Five years ago, Washington lawyer Lily Mazahery represented two prominent Iranian political dissidents seeking asylum in the United States. They’ve accused Mazahery of misconduct, putting her future as an attorney on the line.

The District of Columbia Court of Appeals will decide whether Mazahery can keep practicing. Earlier this month, the Board on Professional Responsibility, which hears D.C. Bar disciplinary cases, recommended disbarment. Mazahery is fighting the board’s findings.

The Office of Bar Counsel accused Mazahery in 2010 of a long list of ethics violations, including doing shoddy legal work, revealing client confidences and dishonesty. Her former clients, Ahmad Batebi and Mahdi Kianoosh Sanjari Baf, accused her of threatening them with deportation unless they followed her instructions.

Mazahery denied any wrongdoing. “[T]he uncontroverted evidence is that Ms. Mazahery provided competent, skillful and careful representation,” her attorney, James Maloney of Maloney & Mohsen, argued in a brief. Mazahery and Maloney declined to comment.

Assistant Bar Counsel Becky Neal wrote in her brief that Mazahery was guilty of “flagrant and pervasive dishonesty.” Bar counsel also charged Mazahery with mishandling money she helped raise to aid a woman sentenced to death in Iran and making a false claim about a charge on her bank account — allegations Mazahery denied. Neal declined to comment.

Sanjari and Batebi ultimately were granted asylum, but the board said in its October 4 report that that didn’t mean Mazahery was off the hook. “Respondent’s dishonesty and incompetence, coupled with her lack of appreciation for the severity of her misconduct, causes concern that she would be poised to commit similar violations in the future,” the board found, adding that disbarment would send a message to other members of the bar.
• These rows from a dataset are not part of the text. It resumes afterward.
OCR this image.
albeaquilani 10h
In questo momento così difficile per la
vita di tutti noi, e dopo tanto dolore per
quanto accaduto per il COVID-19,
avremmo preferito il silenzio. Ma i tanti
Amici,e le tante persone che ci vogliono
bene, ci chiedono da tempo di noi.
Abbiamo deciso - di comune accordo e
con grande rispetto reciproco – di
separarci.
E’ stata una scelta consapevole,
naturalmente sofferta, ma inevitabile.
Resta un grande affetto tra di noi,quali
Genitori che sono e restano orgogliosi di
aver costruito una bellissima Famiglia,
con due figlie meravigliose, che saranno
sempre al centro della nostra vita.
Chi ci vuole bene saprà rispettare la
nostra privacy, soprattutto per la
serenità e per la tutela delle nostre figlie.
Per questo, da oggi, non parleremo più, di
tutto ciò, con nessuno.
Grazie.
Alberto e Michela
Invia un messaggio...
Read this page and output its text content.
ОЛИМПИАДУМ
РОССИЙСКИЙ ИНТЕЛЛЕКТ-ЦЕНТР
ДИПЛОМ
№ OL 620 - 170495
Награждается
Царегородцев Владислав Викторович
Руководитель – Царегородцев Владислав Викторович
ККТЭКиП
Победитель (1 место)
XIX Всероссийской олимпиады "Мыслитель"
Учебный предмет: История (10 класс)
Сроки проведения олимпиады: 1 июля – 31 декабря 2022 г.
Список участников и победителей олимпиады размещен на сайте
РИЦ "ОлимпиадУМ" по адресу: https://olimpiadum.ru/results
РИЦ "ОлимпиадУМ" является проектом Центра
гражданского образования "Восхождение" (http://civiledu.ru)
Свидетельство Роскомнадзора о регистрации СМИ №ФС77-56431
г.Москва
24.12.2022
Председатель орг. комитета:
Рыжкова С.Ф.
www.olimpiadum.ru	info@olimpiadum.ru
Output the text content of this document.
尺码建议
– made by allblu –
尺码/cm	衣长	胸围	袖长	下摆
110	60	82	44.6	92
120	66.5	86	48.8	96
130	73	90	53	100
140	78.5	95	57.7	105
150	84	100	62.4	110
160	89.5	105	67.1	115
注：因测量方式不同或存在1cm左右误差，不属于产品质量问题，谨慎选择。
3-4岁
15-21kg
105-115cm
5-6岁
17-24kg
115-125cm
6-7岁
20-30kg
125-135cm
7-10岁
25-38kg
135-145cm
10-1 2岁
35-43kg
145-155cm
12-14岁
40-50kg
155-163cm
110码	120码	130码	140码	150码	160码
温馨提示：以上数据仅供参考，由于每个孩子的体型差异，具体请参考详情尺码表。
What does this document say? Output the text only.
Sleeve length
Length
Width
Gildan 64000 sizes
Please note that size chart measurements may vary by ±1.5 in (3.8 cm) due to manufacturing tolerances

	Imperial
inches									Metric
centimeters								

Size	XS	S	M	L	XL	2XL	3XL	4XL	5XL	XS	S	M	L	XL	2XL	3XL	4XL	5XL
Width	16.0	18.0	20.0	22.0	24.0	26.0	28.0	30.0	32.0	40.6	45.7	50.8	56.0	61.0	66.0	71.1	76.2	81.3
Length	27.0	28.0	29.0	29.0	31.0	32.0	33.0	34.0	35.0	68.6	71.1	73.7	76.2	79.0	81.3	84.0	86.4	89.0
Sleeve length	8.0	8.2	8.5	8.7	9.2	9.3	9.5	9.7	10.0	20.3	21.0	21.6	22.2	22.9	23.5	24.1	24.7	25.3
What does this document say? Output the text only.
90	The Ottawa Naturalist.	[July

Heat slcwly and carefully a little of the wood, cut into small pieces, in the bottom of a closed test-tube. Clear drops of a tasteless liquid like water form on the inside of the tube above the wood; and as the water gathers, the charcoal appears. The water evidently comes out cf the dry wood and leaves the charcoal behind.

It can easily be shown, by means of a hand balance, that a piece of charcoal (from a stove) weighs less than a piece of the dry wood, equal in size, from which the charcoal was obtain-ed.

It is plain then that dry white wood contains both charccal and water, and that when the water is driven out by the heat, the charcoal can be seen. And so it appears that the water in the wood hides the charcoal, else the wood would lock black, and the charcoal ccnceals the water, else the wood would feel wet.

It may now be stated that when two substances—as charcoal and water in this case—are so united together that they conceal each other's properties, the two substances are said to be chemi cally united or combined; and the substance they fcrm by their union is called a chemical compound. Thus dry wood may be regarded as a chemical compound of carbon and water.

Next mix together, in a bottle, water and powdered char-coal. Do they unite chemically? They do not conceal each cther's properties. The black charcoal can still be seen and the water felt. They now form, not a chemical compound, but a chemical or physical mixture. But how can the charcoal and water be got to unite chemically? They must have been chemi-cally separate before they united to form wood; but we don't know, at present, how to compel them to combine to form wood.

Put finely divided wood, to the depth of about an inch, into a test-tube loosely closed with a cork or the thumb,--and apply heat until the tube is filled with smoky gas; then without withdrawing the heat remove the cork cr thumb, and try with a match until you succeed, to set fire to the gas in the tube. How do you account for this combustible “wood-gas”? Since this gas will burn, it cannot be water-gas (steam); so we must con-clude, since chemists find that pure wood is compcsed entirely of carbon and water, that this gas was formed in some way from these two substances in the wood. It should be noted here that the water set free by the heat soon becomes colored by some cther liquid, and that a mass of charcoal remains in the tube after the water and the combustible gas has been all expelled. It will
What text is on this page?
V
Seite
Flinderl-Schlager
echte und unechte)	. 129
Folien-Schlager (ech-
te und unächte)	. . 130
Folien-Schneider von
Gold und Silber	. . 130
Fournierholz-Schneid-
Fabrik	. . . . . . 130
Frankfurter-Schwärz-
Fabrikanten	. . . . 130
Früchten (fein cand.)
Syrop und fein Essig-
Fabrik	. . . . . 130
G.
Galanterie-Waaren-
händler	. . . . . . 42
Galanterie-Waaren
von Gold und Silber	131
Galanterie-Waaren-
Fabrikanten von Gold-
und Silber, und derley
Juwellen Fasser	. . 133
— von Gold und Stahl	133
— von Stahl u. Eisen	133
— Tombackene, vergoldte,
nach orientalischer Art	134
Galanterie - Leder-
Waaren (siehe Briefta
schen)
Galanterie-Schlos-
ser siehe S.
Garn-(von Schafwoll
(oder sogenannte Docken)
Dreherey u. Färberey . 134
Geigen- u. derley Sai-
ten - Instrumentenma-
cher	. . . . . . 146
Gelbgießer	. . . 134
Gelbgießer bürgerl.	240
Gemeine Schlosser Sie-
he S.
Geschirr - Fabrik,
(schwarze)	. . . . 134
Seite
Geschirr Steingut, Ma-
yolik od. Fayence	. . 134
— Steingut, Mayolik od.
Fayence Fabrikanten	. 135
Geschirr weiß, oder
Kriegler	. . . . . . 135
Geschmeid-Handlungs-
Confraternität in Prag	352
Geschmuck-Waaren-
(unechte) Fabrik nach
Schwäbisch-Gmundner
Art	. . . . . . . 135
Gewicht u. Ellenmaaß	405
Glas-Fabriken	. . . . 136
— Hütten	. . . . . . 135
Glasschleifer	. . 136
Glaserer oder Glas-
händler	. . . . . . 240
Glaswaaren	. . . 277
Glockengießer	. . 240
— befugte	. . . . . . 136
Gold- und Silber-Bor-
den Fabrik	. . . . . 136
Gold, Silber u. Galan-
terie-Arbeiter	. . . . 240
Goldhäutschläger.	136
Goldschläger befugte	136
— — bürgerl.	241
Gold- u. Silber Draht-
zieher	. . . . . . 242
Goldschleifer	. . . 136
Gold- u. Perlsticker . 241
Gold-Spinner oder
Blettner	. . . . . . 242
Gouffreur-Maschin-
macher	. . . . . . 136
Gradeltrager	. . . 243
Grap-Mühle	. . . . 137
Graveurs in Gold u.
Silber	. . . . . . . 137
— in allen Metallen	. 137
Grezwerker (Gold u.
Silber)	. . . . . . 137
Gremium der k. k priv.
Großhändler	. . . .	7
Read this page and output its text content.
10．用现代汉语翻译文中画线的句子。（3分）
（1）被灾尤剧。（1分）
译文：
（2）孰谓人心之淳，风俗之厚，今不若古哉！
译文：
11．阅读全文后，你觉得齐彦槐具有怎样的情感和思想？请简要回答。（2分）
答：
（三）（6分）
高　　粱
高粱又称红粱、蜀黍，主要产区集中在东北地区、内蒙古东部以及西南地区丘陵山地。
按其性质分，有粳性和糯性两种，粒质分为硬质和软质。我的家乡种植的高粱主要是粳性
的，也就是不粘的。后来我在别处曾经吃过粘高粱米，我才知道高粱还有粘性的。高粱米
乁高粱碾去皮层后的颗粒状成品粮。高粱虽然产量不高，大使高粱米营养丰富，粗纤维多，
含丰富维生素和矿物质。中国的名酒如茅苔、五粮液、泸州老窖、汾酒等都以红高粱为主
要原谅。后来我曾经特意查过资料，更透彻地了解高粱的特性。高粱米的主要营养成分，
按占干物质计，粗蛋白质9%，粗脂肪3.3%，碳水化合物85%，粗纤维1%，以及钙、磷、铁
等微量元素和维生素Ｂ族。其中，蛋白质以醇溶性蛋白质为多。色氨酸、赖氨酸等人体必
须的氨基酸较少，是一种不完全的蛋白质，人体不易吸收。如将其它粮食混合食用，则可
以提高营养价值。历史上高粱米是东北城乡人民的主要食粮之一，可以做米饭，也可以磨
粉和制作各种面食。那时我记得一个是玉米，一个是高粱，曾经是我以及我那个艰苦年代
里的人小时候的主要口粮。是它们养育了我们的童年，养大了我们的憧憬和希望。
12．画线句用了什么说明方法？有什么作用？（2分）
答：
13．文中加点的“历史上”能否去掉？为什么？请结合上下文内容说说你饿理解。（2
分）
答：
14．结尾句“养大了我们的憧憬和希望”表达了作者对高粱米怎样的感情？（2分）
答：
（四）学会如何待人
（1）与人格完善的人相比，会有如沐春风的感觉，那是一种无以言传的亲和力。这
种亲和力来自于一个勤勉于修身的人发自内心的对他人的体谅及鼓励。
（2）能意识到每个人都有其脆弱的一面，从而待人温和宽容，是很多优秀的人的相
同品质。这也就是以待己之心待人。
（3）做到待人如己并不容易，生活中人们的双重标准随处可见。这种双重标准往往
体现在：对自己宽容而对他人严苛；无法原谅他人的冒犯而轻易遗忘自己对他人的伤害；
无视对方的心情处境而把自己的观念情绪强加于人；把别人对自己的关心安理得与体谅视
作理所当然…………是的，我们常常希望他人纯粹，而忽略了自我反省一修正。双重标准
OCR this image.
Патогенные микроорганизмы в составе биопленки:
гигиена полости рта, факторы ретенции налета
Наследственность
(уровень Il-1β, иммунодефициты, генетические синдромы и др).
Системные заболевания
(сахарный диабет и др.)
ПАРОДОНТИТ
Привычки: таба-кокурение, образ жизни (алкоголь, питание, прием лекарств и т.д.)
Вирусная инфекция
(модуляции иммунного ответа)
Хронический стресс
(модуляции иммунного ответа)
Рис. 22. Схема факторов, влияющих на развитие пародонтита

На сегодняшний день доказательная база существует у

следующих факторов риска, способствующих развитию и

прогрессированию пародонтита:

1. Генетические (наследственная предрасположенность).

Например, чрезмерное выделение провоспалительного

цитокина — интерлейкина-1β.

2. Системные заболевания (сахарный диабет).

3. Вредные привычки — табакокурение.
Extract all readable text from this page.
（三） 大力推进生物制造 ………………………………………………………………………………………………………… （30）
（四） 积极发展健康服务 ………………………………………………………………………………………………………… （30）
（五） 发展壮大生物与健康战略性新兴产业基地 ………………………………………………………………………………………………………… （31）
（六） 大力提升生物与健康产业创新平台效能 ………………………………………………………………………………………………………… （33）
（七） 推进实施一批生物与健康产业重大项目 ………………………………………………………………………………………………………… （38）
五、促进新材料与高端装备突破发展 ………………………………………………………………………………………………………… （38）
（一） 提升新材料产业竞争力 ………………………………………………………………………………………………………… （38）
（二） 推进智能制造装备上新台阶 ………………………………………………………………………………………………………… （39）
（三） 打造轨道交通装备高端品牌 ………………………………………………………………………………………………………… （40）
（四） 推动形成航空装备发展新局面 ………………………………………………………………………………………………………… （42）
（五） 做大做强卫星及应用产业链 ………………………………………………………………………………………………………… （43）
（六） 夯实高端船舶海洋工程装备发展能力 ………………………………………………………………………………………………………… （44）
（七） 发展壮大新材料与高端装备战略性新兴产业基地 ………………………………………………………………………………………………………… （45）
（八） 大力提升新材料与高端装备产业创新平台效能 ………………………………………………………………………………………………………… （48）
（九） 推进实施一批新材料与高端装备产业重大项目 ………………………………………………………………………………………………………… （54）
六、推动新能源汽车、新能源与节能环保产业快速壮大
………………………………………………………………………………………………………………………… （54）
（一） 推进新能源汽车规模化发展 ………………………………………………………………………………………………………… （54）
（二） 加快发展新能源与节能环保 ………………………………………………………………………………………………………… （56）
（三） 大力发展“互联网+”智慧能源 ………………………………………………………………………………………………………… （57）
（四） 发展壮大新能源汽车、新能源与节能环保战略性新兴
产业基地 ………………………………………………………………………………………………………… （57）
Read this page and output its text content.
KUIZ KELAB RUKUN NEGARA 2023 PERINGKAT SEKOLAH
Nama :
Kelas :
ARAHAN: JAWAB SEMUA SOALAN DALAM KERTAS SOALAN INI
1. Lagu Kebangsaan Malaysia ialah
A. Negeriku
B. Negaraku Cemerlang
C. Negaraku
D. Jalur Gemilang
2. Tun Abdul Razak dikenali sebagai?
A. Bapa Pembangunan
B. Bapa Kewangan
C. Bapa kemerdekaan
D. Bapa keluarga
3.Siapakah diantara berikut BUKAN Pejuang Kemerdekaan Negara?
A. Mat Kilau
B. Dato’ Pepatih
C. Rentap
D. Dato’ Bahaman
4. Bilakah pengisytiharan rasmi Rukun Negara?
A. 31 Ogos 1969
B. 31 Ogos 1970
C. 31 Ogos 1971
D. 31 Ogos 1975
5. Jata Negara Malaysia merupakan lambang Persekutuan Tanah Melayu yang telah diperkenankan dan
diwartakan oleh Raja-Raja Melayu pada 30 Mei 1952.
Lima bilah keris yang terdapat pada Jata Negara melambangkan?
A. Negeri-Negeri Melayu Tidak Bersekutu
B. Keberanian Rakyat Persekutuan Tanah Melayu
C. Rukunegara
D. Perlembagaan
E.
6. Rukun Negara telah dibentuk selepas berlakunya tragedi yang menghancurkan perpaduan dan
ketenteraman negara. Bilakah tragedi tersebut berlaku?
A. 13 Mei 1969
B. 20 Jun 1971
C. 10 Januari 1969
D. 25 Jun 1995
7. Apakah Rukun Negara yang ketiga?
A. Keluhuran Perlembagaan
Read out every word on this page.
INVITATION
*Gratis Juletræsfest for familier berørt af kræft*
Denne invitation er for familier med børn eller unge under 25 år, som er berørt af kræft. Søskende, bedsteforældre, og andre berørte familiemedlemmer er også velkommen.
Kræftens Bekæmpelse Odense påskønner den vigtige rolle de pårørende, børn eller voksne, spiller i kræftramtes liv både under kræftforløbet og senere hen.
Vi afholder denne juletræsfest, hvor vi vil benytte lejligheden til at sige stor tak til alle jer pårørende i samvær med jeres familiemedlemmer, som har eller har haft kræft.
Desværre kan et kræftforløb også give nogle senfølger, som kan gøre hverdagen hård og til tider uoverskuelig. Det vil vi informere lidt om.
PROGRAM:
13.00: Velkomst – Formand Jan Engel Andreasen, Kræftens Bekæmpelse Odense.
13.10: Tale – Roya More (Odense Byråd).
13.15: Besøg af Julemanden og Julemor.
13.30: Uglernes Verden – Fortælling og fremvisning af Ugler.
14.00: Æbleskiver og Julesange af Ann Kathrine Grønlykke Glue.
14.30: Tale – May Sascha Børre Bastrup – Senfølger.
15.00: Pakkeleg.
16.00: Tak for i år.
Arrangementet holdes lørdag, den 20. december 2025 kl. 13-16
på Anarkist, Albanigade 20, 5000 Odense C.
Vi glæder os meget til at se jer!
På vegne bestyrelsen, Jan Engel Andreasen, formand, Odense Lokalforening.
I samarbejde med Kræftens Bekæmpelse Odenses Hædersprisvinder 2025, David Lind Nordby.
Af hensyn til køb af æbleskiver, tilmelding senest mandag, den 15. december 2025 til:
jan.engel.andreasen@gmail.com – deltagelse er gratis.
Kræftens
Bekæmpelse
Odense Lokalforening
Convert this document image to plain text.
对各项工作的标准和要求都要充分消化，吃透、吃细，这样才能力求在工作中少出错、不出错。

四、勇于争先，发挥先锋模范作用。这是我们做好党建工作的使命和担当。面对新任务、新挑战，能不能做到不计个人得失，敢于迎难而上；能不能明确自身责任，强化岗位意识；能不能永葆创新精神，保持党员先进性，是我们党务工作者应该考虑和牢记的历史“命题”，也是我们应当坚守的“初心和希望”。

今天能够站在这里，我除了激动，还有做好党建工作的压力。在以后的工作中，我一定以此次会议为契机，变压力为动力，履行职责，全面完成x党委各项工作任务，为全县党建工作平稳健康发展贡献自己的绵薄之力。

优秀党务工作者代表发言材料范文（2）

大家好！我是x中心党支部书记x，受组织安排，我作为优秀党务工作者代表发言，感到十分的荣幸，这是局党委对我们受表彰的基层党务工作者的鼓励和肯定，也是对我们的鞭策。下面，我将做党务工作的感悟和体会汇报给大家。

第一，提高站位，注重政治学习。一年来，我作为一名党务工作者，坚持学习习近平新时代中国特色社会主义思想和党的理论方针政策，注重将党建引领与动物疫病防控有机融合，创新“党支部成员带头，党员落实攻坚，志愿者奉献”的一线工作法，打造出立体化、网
Mazahery’s law practice focuses on humanitarian causes. She founded the Legal Rights Institute, representing political dissidents and victims of human rights violations. Before striking out on her own in 2002, she was an associate at Jones Day. She had no previous disciplinary history.

Beginning in late 2007, according to case filings, Mazahery began working with Sanjari, a former political prisoner in Iran. Batebi became a client the following year as he escaped from nearly a decade of imprisonment in Iran. She took on both clients pro bono.

The charges against Mazahery included failing to keep her clients informed of what was going on in their cases; filing incomplete information to government agencies on their behalf; and revealing confidential information about financial and other sensitive matters. Bar counsel also charged her with engaging in a sexual relationship with Sanjari that created a conflict of interest.


Mazahery defended her work, noting she successfully worked to bring Sanjari and Batebi to the United States. She said many of her actions at issue were irrelevant — that her relationship with Sanjari didn’t affect her representation — unintentional or supported by the D.C. Bar’s Rules of Professional Conduct.

The Ad Hoc Hearing Committee, which hears testimony before making a report to the Board on Professional Responsibility, recommended disbarment in September 2011. One committee member dissented, disagreeing that Mazahery had committed criminal offenses and recommending a three-year suspension. Mazahery was never criminally charged, but bar counsel charged her with criminal conduct including forgery and larceny.

Mazahery unsuccessfully urged the Board on Professional Responsibility to dismiss the charges or consider suspension if it found she violated certain ethics rules. She notified the appeals court on October 11 that she was challenging the board’s recommendation that she be disbarred.

Arthur Burger, head of Jackson & Campbell’s professional responsibility practice, said it’s unlikely the appeals court would give much weight to the dissenting opinion. The court gives “a lot of weight to the [Board on Professional Responsibility]‘s recommendation on sanctions,” he said.

A hearing before the appeals court has not been scheduled.